Hello, all. Sorry for the gap. With a weekend of no games I owed the family some time, and so I we went to the in-laws Friday night for the weekend.
Lots of stale story links that everyone has likely read. So, I’m just getting rid of the tabs from Friday.
Ron Cook now believes Pitt has turned the corner under Wannstedt.
Former Pitt players Torrie Cox and Antonio Bryant (now of the Tampa Bay Bucs) were on the Pitt sideline for the game. Pitt basketball coaches Jamie Dixon and Tom Herrion were also in attendance. Question, does that make Coach Dixon now Pitt football’s good luck charm?
With USF’s spread, safeties Dom DeCicco and Elijah Fields were actually on the field together for much of the game, as Pitt was using three safeties — whether it was nickel coverage or called something else.
The team played well on both sides of the ball.
Carry the ball 28 times for 142 yards and 2 TDs and you too can be the lead player in the coverage. Whether in Pittsburgh or in Florida.
Now, taking a bit of time from the links to mention some complaints that USF Coach Jim Leavitt was not respecting Pitt by talking about how his team made mistakes to cost them the game.
”I thought we tackled poorly,” Leavitt said. “A lot of that is [McCoy] but a lot of that is us, too.”
USF quarterback Matt Grothe completed just 11 of 22 passes for 129 yards, but his 22-yard touchdown pass to Jessie Hester, giving the Bulls’ their brief fourth-quarter lead, was a thing of brilliance. Grothe scrambled left, looking off defenders, before turning to the opposite side of the field, where Hester was wide open.
But USF’s defense allowed Pitt to retake the lead with a three-play, 60-yard drive that lasted just 1:14. McCoy’s 3-yard run put the Panthers ahead to stay.
”We broke down in the secondary too many times,” Leavitt said. “Between our linebackers and our secondary, our pass defense has been very poor.”
Pitt quarterback Bill Stull finished with 228 yards and a touchdown. He completed 16 of 27 passes, none more important than a 38-yard completion to Oderick Turner on the first play of the Panthers’ game-winning drive.
South Florida’s cornerbacks, particularly Tyller Roberts, were exposed throughout the game.
”We were real poor at the end,” Leavitt said.
…
”There were a lot of mistakes, a lot of mistakes,” Leavitt said.
This was his press statement right after the game.
Opening Statement:
We just made a lot of mistakes. We were fortunate to be in that game that close to be quite honest with you with all the mistakes we made in this game. I thought Pittsburgh did a really good job. I thought their coaches did extremely well in getting the team prepared. Defensively, we did not play very good. We did not play real good offensively either and special teams were not very good.
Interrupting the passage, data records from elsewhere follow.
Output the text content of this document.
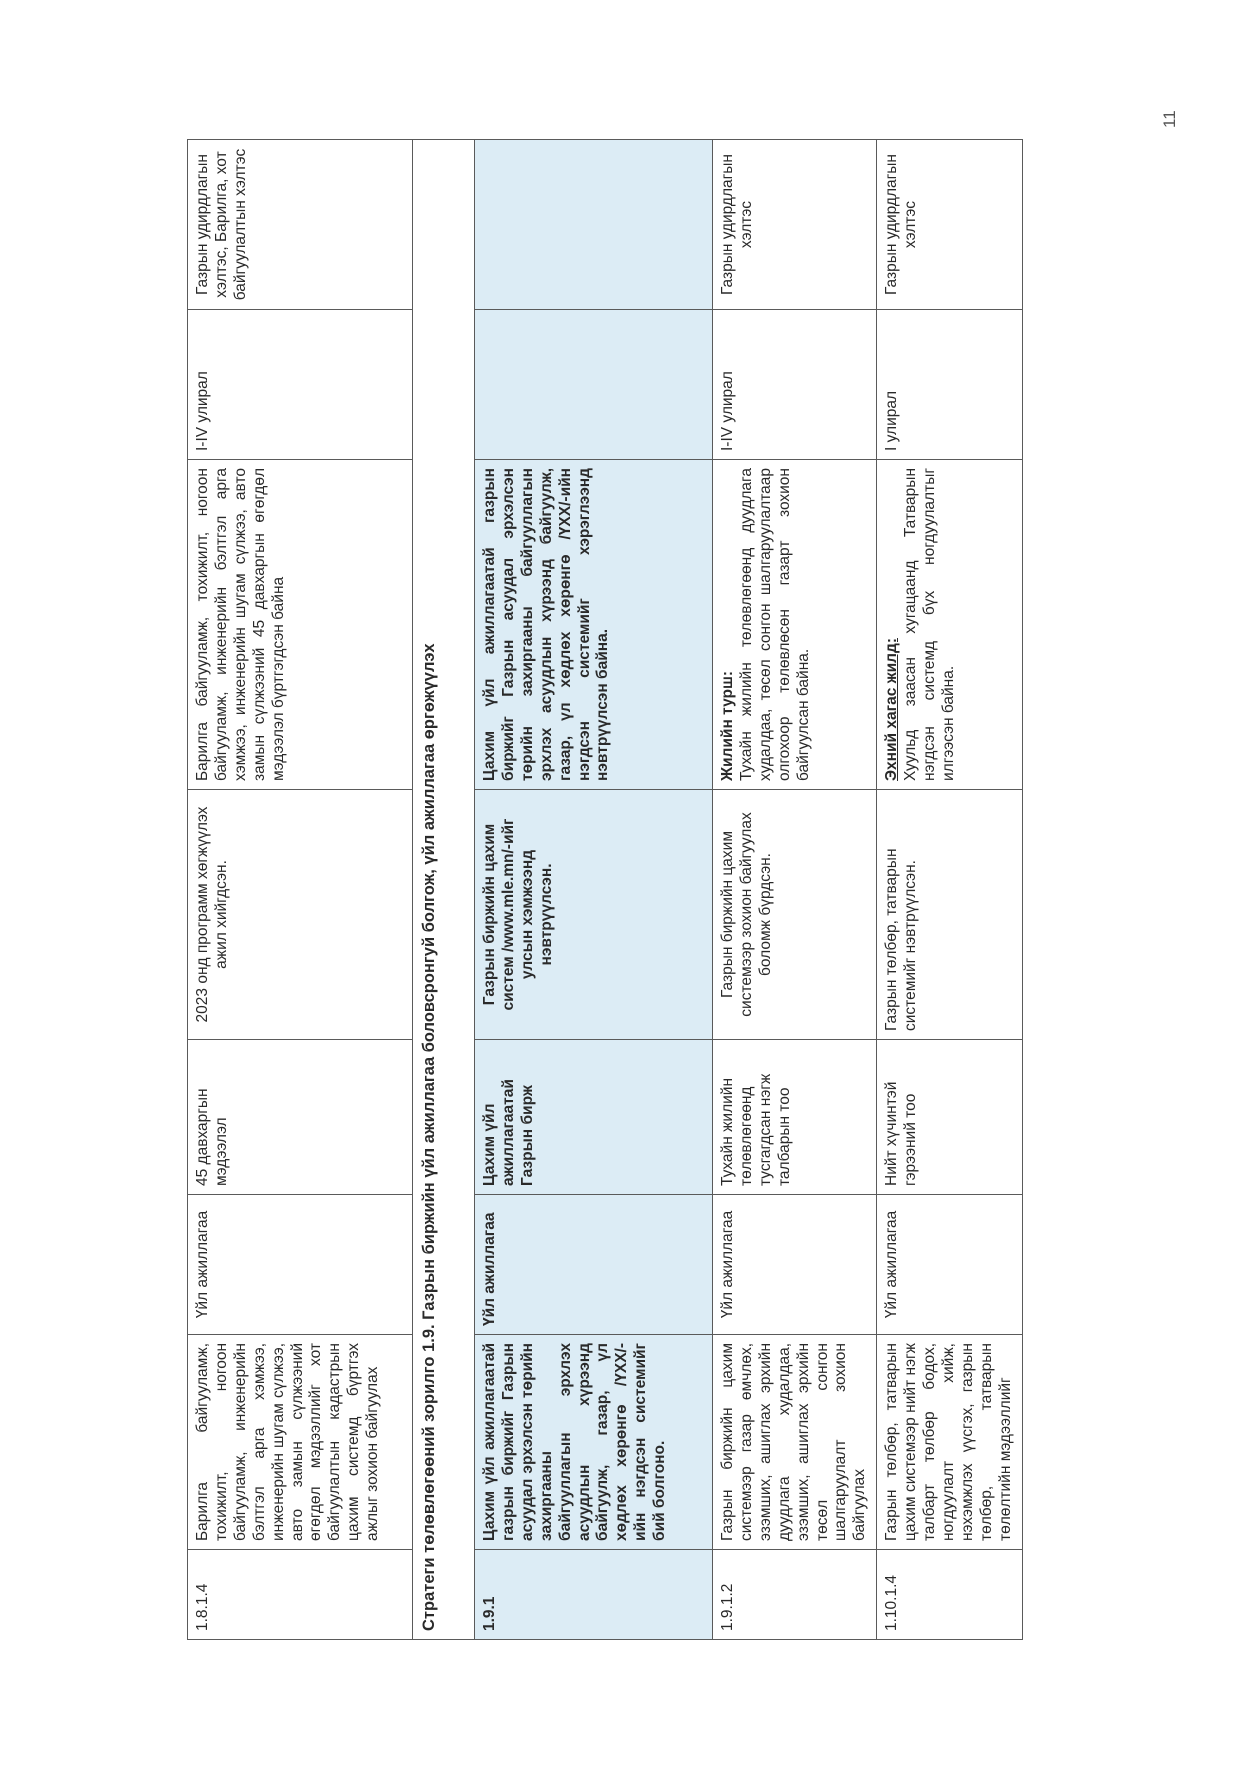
11
1.8.1.4	Барилга байгууламж, тохижилт, ногоон байгууламж, инженерийн бэлтгэл арга хэмжээ, инженерийн шугам сүлжээ, авто замын сүлжээний өгөгдөл мэдээллийг хот байгуулалтын кадастрын цахим системд бүртгэх ажлыг зохион байгуулах	Үйл ажиллагаа	45 давхаргын мэдээлэл	2023 онд программ хөгжүүлэх ажил хийгдсэн.	Барилга байгууламж, тохижилт, ногоон байгууламж, инженерийн бэлтгэл арга хэмжээ, инженерийн шугам сүлжээ, авто замын сүлжээний 45 давхаргын өгөгдөл мэдээлэл бүртгэгдсэн байна	I-IV улирал	Газрын удирдлагын хэлтэс, Барилга, хот байгуулалтын хэлтэс
Стратеги төлөвлөгөөний зорилго 1.9. Газрын биржийн үйл ажиллагаа боловсронгуй болгож, үйл ажиллагаа өргөжүүлэх							
1.9.1	Цахим үйл ажиллагаатай газрын биржийг Газрын асуудал эрхэлсэн төрийн захиргааны байгууллагын эрхлэх асуудлын хүрээнд байгуулж, газар, үл хөдлөх хөрөнгө /ҮХХ/-ийн нэгдсэн системийг бий болгоно.	Үйл ажиллагаа	Цахим үйл ажиллагаатай Газрын бирж	Газрын биржийн цахим систем /www.mle.mn/-ийг улсын хэмжээнд нэвтрүүлсэн.	Цахим үйл ажиллагаатай газрын биржийг Газрын асуудал эрхэлсэн төрийн захиргааны байгууллагын эрхлэх асуудлын хүрээнд байгуулж, газар, үл хөдлөх хөрөнгө /ҮХХ/-ийн нэгдсэн системийг хэрэглээнд нэвтрүүлсэн байна.		
1.9.1.2	Газрын биржийн цахим системээр газар өмчлөх, эзэмших, ашиглах эрхийн дуудлага худалдаа, эзэмших, ашиглах эрхийн төсөл сонгон шалгаруулалт зохион байгуулах	Үйл ажиллагаа	Тухайн жилийн төлөвлөгөөнд тусгагдсан нэгж талбарын тоо	Газрын биржийн цахим системээр зохион байгуулах боломж бүрдсэн.	Жилийн турш: Тухайн жилийн төлөвлөгөөнд дуудлага худалдаа, төсөл сонгон шалгаруулалтаар олгохоор төлөвлөсөн газарт зохион байгуулсан байна.	I-IV улирал	Газрын удирдлагын хэлтэс
1.10.1.4	Газрын төлбөр, татварын цахим системээр нийт нэгж талбарт төлбөр бодох, ногдуулалт хийж, нэхэмжлэх үүсгэх, газрын төлбөр, татварын төлөлтийн мэдээллийг	Үйл ажиллагаа	Нийт хүчинтэй гэрээний тоо	Газрын төлбөр, татварын системийг нэвтрүүлсэн.	Эхний хагас жилд: Хуульд заасан хугацаанд Татварын нэгдсэн системд бүх ногдуулалтыг илгээсэн байна.	I улирал	Газрын удирдлагын хэлтэс
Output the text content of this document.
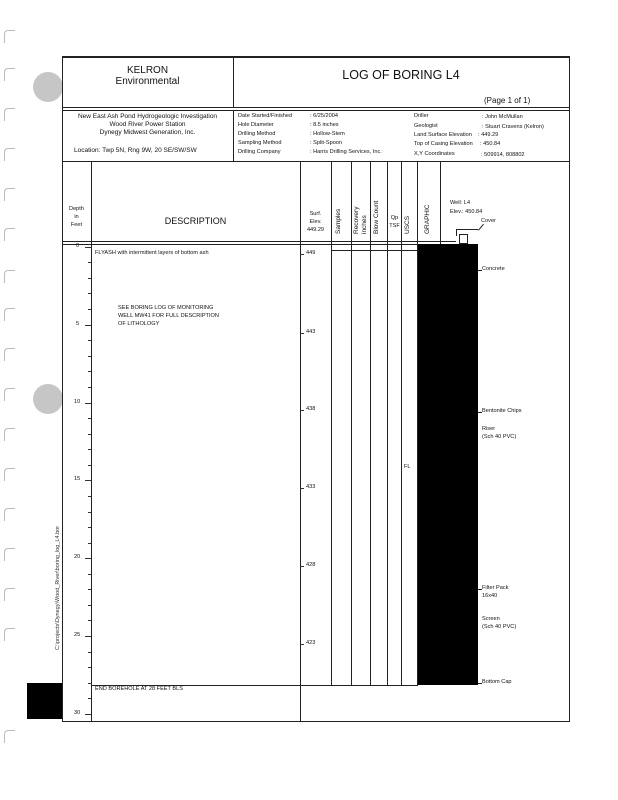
C:\projects\Dynegy\Wood_River\boring_log_L4.bor
KELRON
Environmental	LOG OF BORING L4
(Page 1 of 1)
New East Ash Pond Hydrogeologic Investigation
Wood River Power Station
Dynegy Midwest Generation, Inc.
Location: Twp 5N, Rng 9W, 20 SE/SW/SW
Date Started/Finished	: 6/25/2004
Hole Diameter	: 8.5 inches
Drilling Method	: Hollow-Stem
Sampling Method	: Split-Spoon
Drilling Company	: Harris Drilling Services, Inc.
Driller	: John McMullan
Geologist	: Stuart Cravens (Kelron)
Land Surface Elevation : 449.29
Top of Casing Elevation : 450.84
X,Y Coordinates	: 509914, 808802
Depth
in
Feet	DESCRIPTION
Surf.
Elev.
449.29	Samples Recovery inches Blow Count	Qp
TSF USCS GRAPHIC
Well: L4
Elev.: 450.84
Cover
0
5
10
15
20
25
30
449
443
438
433
428
423
FLYASH with intermittent layers of bottom ash
SEE BORING LOG OF MONITORING
WELL MW41 FOR FULL DESCRIPTION
OF LITHOLOGY
END BOREHOLE AT 28 FEET BLS
FL
Concrete
Bentonite Chips
Riser
(Sch 40 PVC)
Filter Pack
16x40
Screen
(Sch 40 PVC)
Bottom Cap
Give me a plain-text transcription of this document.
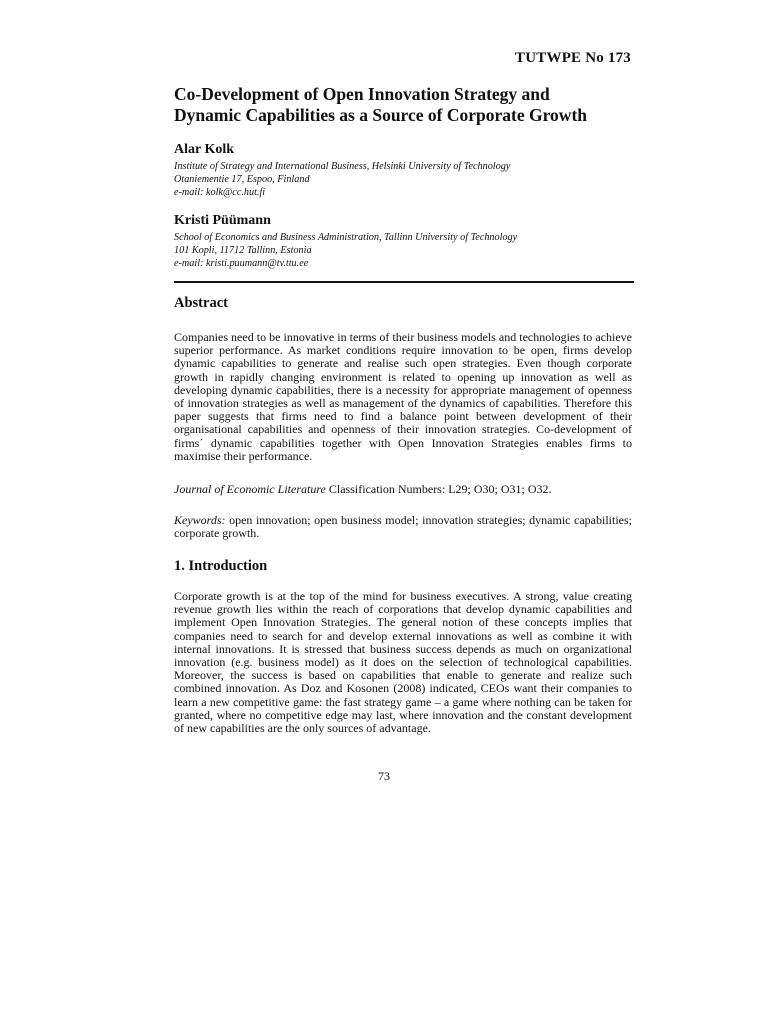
TUTWPE No 173
Co-Development of Open Innovation Strategy and
Dynamic Capabilities as a Source of Corporate Growth

Alar Kolk

Institute of Strategy and International Business, Helsinki University of Technology

Otaniementie 17, Espoo, Finland

e-mail: kolk@cc.hut.fi

Kristi Püümann

School of Economics and Business Administration, Tallinn University of Technology

101 Kopli, 11712 Tallinn, Estonia

e-mail: kristi.puumann@tv.ttu.ee

Abstract

Companies need to be innovative in terms of their business models and technologies to achieve superior performance. As market conditions require innovation to be open, firms develop dynamic capabilities to generate and realise such open strategies. Even though corporate growth in rapidly changing environment is related to opening up innovation as well as developing dynamic capabilities, there is a necessity for appropriate management of openness of innovation strategies as well as management of the dynamics of capabilities. Therefore this paper suggests that firms need to find a balance point between development of their organisational capabilities and openness of their innovation strategies. Co-development of firms´ dynamic capabilities together with Open Innovation Strategies enables firms to maximise their performance.

Journal of Economic Literature Classification Numbers: L29; O30; O31; O32.

Keywords: open innovation; open business model; innovation strategies; dynamic capabilities; corporate growth.

1. Introduction

Corporate growth is at the top of the mind for business executives. A strong, value creating revenue growth lies within the reach of corporations that develop dynamic capabilities and implement Open Innovation Strategies. The general notion of these concepts implies that companies need to search for and develop external innovations as well as combine it with internal innovations. It is stressed that business success depends as much on organizational innovation (e.g. business model) as it does on the selection of technological capabilities. Moreover, the success is based on capabilities that enable to generate and realize such combined innovation. As Doz and Kosonen (2008) indicated, CEOs want their companies to learn a new competitive game: the fast strategy game – a game where nothing can be taken for granted, where no competitive edge may last, where innovation and the constant development of new capabilities are the only sources of advantage.

73
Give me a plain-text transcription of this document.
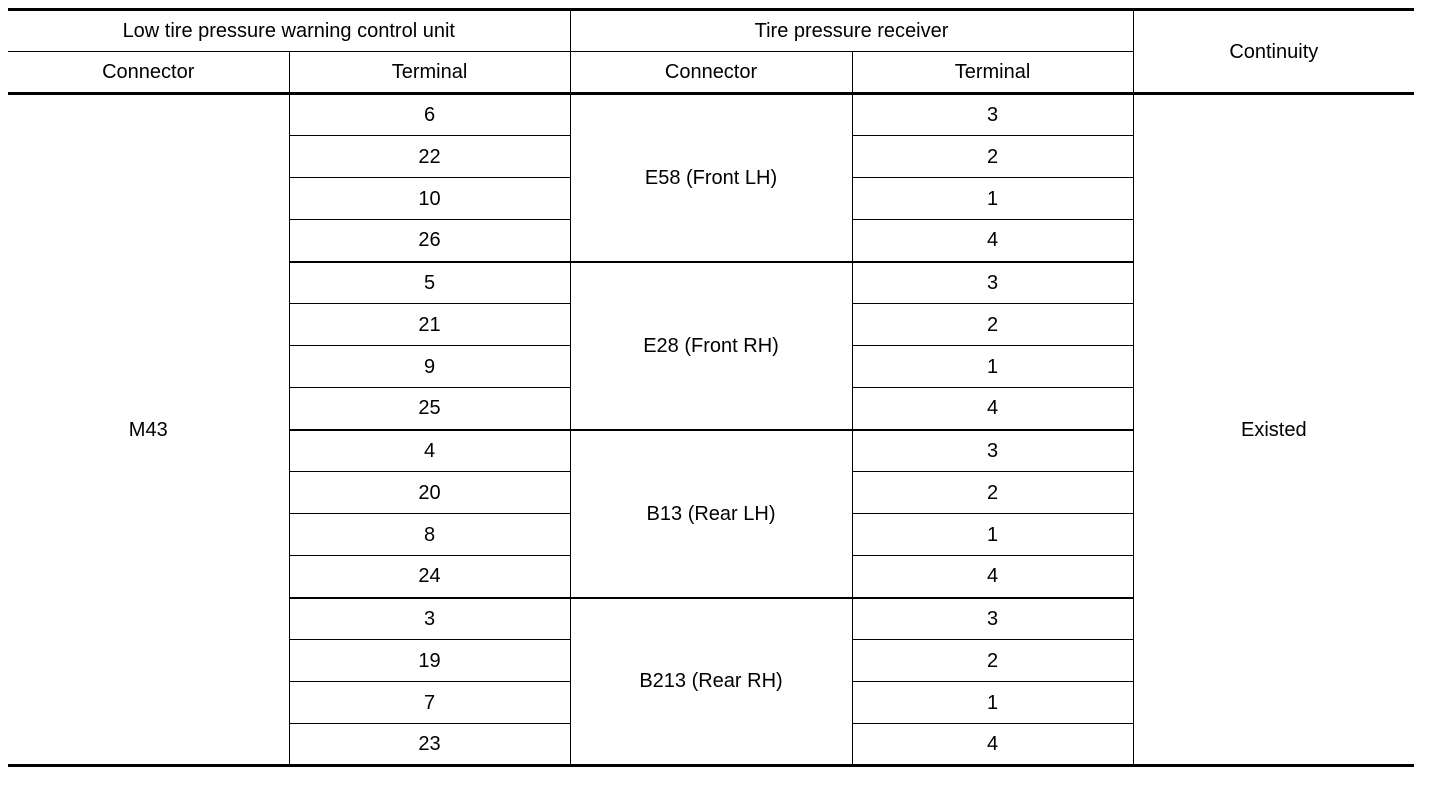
Low tire pressure warning control unit		Tire pressure receiver		Continuity
Connector	Terminal	Connector	Terminal	
M43	6	E58 (Front LH)	3	Existed
	22		2	
	10		1	
	26		4	
	5	E28 (Front RH)	3	
	21		2	
	9		1	
	25		4	
	4	B13 (Rear LH)	3	
	20		2	
	8		1	
	24		4	
	3	B213 (Rear RH)	3	
	19		2	
	7		1	
	23		4	
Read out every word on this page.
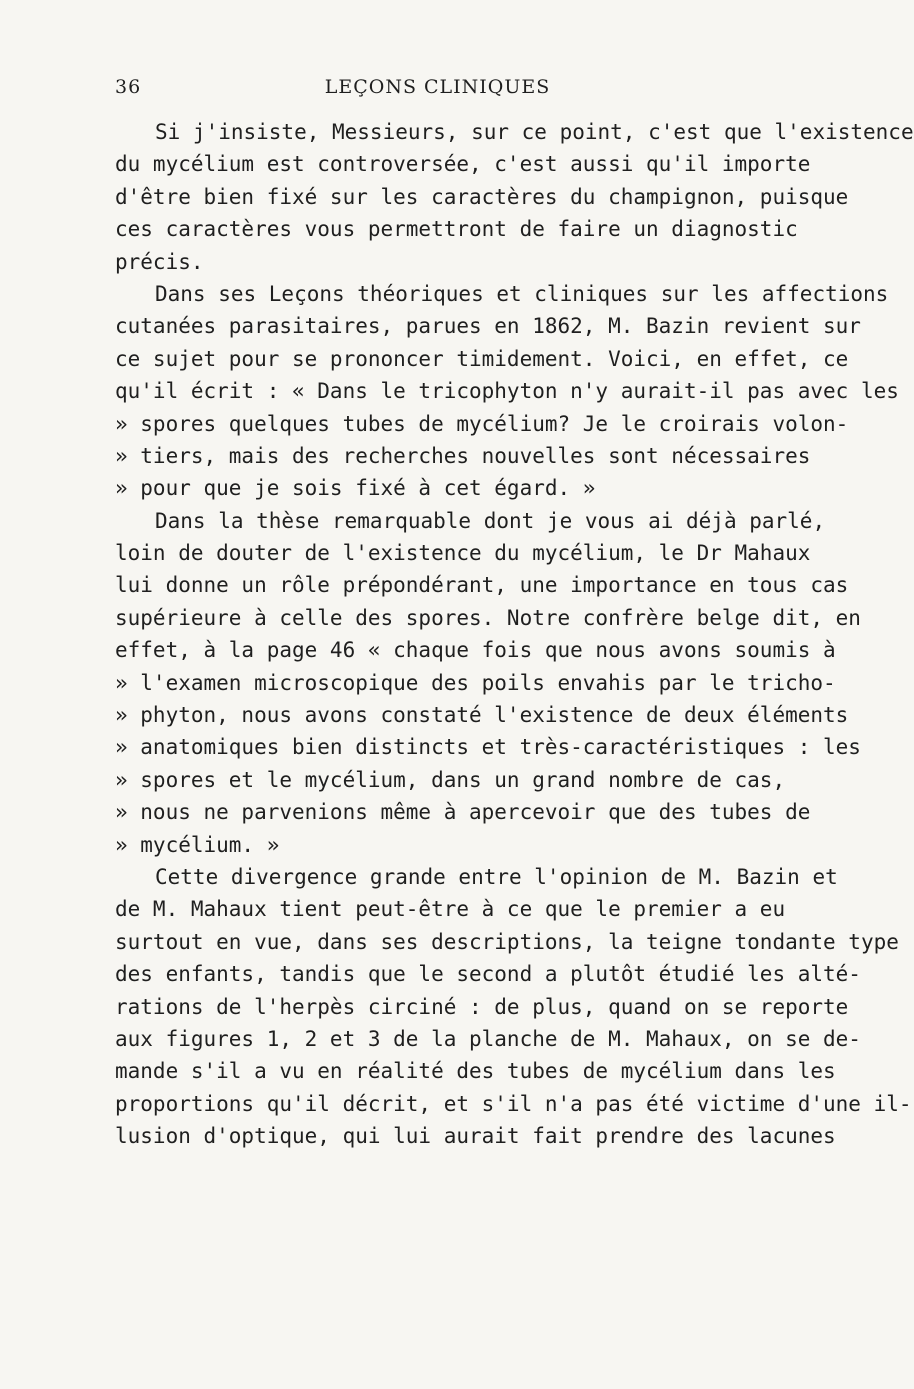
36	LEÇONS CLINIQUES
Si j'insiste, Messieurs, sur ce point, c'est que l'existence
du mycélium est controversée, c'est aussi qu'il importe
d'être bien fixé sur les caractères du champignon, puisque
ces caractères vous permettront de faire un diagnostic
précis.
Dans ses Leçons théoriques et cliniques sur les affections
cutanées parasitaires, parues en 1862, M. Bazin revient sur
ce sujet pour se prononcer timidement. Voici, en effet, ce
qu'il écrit : « Dans le tricophyton n'y aurait-il pas avec les
» spores quelques tubes de mycélium? Je le croirais volon-
» tiers, mais des recherches nouvelles sont nécessaires
» pour que je sois fixé à cet égard. »
Dans la thèse remarquable dont je vous ai déjà parlé,
loin de douter de l'existence du mycélium, le Dr Mahaux
lui donne un rôle prépondérant, une importance en tous cas
supérieure à celle des spores. Notre confrère belge dit, en
effet, à la page 46 « chaque fois que nous avons soumis à
» l'examen microscopique des poils envahis par le tricho-
» phyton, nous avons constaté l'existence de deux éléments
» anatomiques bien distincts et très-caractéristiques : les
» spores et le mycélium, dans un grand nombre de cas,
» nous ne parvenions même à apercevoir que des tubes de
» mycélium. »
Cette divergence grande entre l'opinion de M. Bazin et
de M. Mahaux tient peut-être à ce que le premier a eu
surtout en vue, dans ses descriptions, la teigne tondante type
des enfants, tandis que le second a plutôt étudié les alté-
rations de l'herpès circiné : de plus, quand on se reporte
aux figures 1, 2 et 3 de la planche de M. Mahaux, on se de-
mande s'il a vu en réalité des tubes de mycélium dans les
proportions qu'il décrit, et s'il n'a pas été victime d'une il-
lusion d'optique, qui lui aurait fait prendre des lacunes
Anytime that happens, you are probably not going to win the game. Nobody has gone undefeated through the BIG EAST since we have entered the league and we have to find a way to put this behind us, move forward and get ready to play.
Frankly I’m not seeing too much to be upset. Leavitt is the coach of the Bulls, not Pitt. He has to get his team to play better and respond. He has to focus on what his team is and isn’t doing. Nothing else.
Take a look at Coach Wannstedt’s post-BGSU comments. Should Bowling Green have felt disrespected? That they weren’t getting enough credit for their performance. Instead it was all about Pitt’s mistakes and inexperience.
The Tampa perspective on this game is that this is familiar. Very familiar.
Maybe USF just wasn’t meant to play football on Thursday nights.
For the second year in a row, the Bulls went into a primetime ESPN Thursday game with an undefeated record and big hopes, only to fall to the same weeknight weakness. This time, the No. 10 Bulls overcame poor play to take a lead with six minutes remaining, only to give up a quick touchdown and lose 26-21 to unranked Pittsburgh.
It was an easy storyline and the beat writers ran with it. So did the national writers.
And of course the USF-centric coverage would focus on the Bulls’ mistakes. Whether it was the offense doing nothing, or simply that the team crumbled under the attention.
The NFL and Bowl scouts came to Tampa — ostensibly to see USF. Pitt would like to thank the Bulls for hosting and wining the bowl scouts for them.